Les souverainistes n’ont pas réalisé jusqu’à quel point est exigeante la politique indépendantiste. Ils ont été et sont encore trop nombreux à prendre prétexte d’une supposée réticence de l’électorat pour se laisser entrainer dans les logiques de la politique provinciale et les illusions du marketing politique. Ils déchantent sous le resserrement de notre carcan. Plusieurs perdent courage, d’autres vacillent. La morosité et l’effarement font le terreau fertile pour l’émergence des alibis démissionnaires. Mais il n’est plus possible de se laisser berner par l’illusion rhétorique : notre lutte est une vraie lutte, dure, âpre, épuisante mentalement, culturellement. Notre état de peuple dominé se cache de moins en moins bien derrière les métaphores. Le visage de la régression minoritaire est grimaçant.

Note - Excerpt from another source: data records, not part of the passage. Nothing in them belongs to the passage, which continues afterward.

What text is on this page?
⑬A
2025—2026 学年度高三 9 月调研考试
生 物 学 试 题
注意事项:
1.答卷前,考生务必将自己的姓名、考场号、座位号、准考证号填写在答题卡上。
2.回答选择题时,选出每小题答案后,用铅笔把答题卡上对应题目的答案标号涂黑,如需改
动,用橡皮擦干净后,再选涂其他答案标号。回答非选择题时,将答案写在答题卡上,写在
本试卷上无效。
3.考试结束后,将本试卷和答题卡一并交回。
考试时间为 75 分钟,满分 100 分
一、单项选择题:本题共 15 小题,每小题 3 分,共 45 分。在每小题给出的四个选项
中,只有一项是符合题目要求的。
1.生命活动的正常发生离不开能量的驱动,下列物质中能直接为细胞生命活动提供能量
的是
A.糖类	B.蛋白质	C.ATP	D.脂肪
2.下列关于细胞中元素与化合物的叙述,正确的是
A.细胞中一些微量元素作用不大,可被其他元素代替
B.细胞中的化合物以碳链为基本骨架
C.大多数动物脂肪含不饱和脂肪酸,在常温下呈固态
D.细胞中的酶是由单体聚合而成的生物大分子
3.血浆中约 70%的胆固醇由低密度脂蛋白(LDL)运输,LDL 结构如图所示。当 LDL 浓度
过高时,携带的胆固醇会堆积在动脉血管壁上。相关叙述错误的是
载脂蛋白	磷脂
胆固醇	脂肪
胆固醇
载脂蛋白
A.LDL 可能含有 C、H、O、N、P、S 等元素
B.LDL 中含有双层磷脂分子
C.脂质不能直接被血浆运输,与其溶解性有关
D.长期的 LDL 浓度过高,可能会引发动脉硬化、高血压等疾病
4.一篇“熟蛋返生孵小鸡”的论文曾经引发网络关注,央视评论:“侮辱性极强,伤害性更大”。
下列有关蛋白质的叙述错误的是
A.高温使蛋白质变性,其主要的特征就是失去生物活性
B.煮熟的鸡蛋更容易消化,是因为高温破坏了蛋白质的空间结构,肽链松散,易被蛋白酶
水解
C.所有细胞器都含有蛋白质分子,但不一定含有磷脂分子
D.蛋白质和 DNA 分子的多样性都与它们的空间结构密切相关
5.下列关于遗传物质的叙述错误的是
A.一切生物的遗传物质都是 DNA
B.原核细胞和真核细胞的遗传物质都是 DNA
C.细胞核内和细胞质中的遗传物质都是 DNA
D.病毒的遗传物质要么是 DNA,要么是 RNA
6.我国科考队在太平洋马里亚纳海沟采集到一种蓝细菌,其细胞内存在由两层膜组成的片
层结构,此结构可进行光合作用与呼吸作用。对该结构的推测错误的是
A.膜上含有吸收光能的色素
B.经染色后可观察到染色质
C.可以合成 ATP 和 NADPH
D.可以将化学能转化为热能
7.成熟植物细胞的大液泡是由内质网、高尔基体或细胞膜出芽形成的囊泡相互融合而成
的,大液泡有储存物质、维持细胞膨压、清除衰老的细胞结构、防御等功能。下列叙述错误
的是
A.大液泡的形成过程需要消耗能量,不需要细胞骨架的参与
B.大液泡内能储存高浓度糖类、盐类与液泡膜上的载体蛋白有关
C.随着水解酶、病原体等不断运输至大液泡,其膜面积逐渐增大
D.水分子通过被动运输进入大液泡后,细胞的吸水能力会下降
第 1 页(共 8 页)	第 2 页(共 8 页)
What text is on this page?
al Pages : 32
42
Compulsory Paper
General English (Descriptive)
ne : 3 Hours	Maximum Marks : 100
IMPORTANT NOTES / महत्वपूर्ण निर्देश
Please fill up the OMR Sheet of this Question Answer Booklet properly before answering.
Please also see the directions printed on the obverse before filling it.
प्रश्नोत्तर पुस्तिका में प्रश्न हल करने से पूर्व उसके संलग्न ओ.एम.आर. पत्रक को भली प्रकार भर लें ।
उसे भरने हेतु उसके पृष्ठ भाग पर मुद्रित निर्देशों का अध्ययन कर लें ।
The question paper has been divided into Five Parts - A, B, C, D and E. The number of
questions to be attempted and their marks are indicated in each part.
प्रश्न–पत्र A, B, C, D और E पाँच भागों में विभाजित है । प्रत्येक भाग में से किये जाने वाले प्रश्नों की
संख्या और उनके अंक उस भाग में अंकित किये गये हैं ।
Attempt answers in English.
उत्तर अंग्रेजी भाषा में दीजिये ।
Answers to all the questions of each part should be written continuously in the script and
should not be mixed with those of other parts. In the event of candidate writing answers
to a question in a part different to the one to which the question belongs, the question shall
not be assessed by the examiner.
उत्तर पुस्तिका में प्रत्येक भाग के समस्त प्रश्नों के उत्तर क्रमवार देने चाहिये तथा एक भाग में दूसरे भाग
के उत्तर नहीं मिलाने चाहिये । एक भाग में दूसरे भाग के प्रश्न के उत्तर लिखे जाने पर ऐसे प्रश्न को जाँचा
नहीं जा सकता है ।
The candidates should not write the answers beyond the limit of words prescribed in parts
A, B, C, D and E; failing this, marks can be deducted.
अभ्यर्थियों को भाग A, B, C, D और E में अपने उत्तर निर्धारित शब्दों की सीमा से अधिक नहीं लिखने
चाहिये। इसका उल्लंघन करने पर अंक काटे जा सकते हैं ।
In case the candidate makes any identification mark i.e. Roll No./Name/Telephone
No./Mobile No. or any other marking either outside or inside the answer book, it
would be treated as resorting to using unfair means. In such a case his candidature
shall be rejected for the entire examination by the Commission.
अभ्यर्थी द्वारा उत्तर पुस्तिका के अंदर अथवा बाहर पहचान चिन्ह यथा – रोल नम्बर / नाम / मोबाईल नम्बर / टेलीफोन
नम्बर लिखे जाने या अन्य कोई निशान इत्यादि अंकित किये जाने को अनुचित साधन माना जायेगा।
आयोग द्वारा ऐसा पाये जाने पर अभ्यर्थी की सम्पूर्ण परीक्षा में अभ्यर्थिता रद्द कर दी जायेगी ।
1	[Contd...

L’indépendance n’est pas une option réalisable par le bricolage de programmes en vue de faire bouger des segments de clientèles électorales. Elle répond d’un mouvement de fond qui, s’il repose toujours sur une coalition, ne tient pas d’abord au consentement à l’ordre des choses, mais bien à la volonté d’en finir avec lui. Tant que les discussions tenteront de contourner la difficulté de proposer les conditions réelles de rupture des logiques du régime, les entourloupettes politiciennes et les gadgets politiques pollueront le débat. Cela impose une lucidité, un courage et une détermination qui s’accommode fort mal de la lâcheté politicienne sur laquelle repose la politique provinciale.

Les initiatives de PSPP ou les appels au renoncement de Camil Bouchard n’empêcheront pas le Canada de se faire sans nous. Il est inutile de se faire accroire que la politique provinciale peut réunir d’autres acteurs que des gens qui sifflent dans les cimetières. Le Québec n’est pas confronté à choisir entre une liberté allégée (un régime politique minceur) et l’indépendance. Il est en face de sa propre peur. Et il n’a que faire des propositions qui voudraient faire croire qu’il se porterait mieux s’il pouvait se délivrer de lui-même.